Eine pensionierte Lehrerin denkt über ihre Jahrzehnte der Kämpfe nach, die öffentlichen, gegen Rassismus, aber auch die in der Familie, weil sie sich in der Jugend der Angepasstheit ihres Vaters schämte und später mit dieser Verurteilung hadert.
Kult des Männlichen
Orlandersmith’ Protagonist:innen, in die sie sich ohne großes Aufheben verwandelt, sind schwarz, weiß, jung, alt, männlich und weiblich.
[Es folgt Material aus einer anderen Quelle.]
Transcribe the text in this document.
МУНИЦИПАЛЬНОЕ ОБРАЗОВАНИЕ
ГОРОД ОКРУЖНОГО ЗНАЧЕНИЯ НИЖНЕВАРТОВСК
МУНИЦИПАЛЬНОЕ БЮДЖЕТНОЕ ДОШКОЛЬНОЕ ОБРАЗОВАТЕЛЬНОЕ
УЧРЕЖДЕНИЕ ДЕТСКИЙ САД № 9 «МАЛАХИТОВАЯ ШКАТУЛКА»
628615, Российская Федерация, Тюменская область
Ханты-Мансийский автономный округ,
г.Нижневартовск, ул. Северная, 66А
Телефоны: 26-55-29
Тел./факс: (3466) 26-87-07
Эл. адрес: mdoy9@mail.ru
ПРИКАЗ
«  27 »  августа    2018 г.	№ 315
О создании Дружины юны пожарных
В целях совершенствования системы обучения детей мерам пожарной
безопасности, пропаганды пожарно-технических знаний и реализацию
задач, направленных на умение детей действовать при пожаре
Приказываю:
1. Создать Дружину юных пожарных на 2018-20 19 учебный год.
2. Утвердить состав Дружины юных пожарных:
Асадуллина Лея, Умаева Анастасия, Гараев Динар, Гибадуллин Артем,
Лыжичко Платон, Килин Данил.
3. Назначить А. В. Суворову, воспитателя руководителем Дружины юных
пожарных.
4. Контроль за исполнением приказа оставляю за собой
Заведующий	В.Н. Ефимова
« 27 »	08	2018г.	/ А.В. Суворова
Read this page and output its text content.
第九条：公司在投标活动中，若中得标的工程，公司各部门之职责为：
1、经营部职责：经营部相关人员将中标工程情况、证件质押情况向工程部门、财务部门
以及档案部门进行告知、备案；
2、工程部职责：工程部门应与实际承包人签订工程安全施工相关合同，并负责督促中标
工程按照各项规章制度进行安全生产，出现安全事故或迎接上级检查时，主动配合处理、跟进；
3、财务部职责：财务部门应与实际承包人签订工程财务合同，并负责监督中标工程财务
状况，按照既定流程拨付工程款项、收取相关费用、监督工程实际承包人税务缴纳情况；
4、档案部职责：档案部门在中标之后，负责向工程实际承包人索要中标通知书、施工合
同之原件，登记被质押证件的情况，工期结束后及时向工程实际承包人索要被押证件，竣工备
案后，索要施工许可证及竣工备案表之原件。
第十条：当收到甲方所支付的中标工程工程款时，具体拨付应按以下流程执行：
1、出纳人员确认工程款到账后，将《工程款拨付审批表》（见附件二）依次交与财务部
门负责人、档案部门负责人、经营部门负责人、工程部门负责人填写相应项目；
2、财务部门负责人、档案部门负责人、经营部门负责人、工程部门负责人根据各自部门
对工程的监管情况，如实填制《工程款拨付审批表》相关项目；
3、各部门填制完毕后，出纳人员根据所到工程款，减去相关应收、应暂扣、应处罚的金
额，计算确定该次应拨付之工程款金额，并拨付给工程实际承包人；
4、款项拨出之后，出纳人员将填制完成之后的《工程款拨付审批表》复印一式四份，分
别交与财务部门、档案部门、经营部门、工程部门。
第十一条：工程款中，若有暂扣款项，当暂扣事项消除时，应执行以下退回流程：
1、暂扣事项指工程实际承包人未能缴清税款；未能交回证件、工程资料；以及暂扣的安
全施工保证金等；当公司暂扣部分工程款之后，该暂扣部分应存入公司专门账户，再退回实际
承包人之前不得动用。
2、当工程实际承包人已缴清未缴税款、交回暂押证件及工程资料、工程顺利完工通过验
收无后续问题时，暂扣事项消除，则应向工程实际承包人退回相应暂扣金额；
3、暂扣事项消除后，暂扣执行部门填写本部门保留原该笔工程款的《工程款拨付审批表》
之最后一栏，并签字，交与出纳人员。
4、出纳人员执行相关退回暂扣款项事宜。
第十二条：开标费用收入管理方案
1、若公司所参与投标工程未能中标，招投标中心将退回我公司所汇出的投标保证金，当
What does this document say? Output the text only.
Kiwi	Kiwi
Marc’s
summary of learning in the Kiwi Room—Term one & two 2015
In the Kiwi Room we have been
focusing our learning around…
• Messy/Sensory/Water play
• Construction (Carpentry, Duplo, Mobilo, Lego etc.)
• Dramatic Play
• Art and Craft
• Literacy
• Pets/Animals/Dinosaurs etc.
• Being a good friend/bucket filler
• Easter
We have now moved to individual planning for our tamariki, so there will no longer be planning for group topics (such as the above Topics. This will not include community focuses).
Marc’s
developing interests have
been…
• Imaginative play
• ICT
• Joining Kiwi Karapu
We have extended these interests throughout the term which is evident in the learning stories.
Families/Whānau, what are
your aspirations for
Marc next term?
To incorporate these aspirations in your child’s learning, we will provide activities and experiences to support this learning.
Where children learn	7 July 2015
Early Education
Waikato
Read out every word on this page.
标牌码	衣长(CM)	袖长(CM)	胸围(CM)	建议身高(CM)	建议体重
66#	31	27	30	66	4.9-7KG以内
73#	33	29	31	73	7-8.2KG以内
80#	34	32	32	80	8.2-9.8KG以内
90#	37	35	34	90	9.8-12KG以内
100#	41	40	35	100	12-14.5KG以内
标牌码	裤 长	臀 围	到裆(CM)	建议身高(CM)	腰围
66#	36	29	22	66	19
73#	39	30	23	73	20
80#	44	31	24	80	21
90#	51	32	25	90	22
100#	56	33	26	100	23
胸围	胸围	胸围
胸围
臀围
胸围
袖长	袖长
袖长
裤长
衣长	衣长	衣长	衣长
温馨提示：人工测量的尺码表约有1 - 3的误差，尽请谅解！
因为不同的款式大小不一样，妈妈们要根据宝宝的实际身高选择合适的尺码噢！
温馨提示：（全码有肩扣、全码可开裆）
Auffallend ist, dass sie mit einigen ihrer Stimmen beide jungen Männer, den Erschossenen und den Schützen, als Produkte eines Systems sieht, das in einem Kult des Männlichen feststeckt.
Selten gelingt es einem Theaterstück in knapp 70 Minuten so gut, den Raum des Nachdenkens, für den Blick in die Geschichte, für eine Auseinandersetzung mit Rassismus so sensibel zu öffnen. Die vielfach mit Preisen ausgezeichnete Theatermacherin Orlandersmith hat mit „Until the Flood“, mit dem sie schon viel in den USA getourt ist, dem Festival FIND einen Höhepunkt beschert.
Essenspakete für Einsame
Die Inszenierung „Fraternité, Conte fantastique“ aus Frankreich spielt in einem Zentrum für Trost und Sorge. Immer wieder wird der Tisch gedeckt, werden Essenspakete für Einsame gepackt, Botschaften an vermisste Menschen in den Äther gesandt. Es macht Freude, dem Cast der Inszenierung, Schauspieler und Laien, beim Herumwuseln, Trösten, Diskutieren zuzusehen. Sie reden französisch, englisch, vietnamesisch und arabisch, teils ist die Übersetzung als hilfreiche Geste teil des Spiels, teils leistet sie die Übertitelung. Dieser Mehrsprachigkeit so einfach folgen zu können, hat utopisches Potenzial.
Ebenso, wie soziale Grenzen in dieser Gruppe überwunden sind. Doch was sie zusammenhält, ist der Schmerz, alle haben – und hier beginnt das Fantastische und leider Wabernde der Geschichte – Angehörige bei einer Sonnenfinsternis verloren. Ihre Herzen, schwer von Trauer, schlagen verlangsamt, und geheimnisvoll ans Universum gekoppelt nimmt auch die Bewegung der Planeten ab. Es läuft darauf hinaus, dass sich Menschen von ihren Erinnerungen trennen müssen, bevor Zukunft möglich scheint.
Diese überkonstruierte und letztendlich etwas therapeutisch orientierte Geschichte nimmt einen dann doch nicht über drei Stunden lang mit. Das ist schade, eigentlich hat die Regisseurin Caroline Guilea Nguyen mit dem Cast eine ideale Basis für ein Stück über die Herausforderungen der Gegenwart.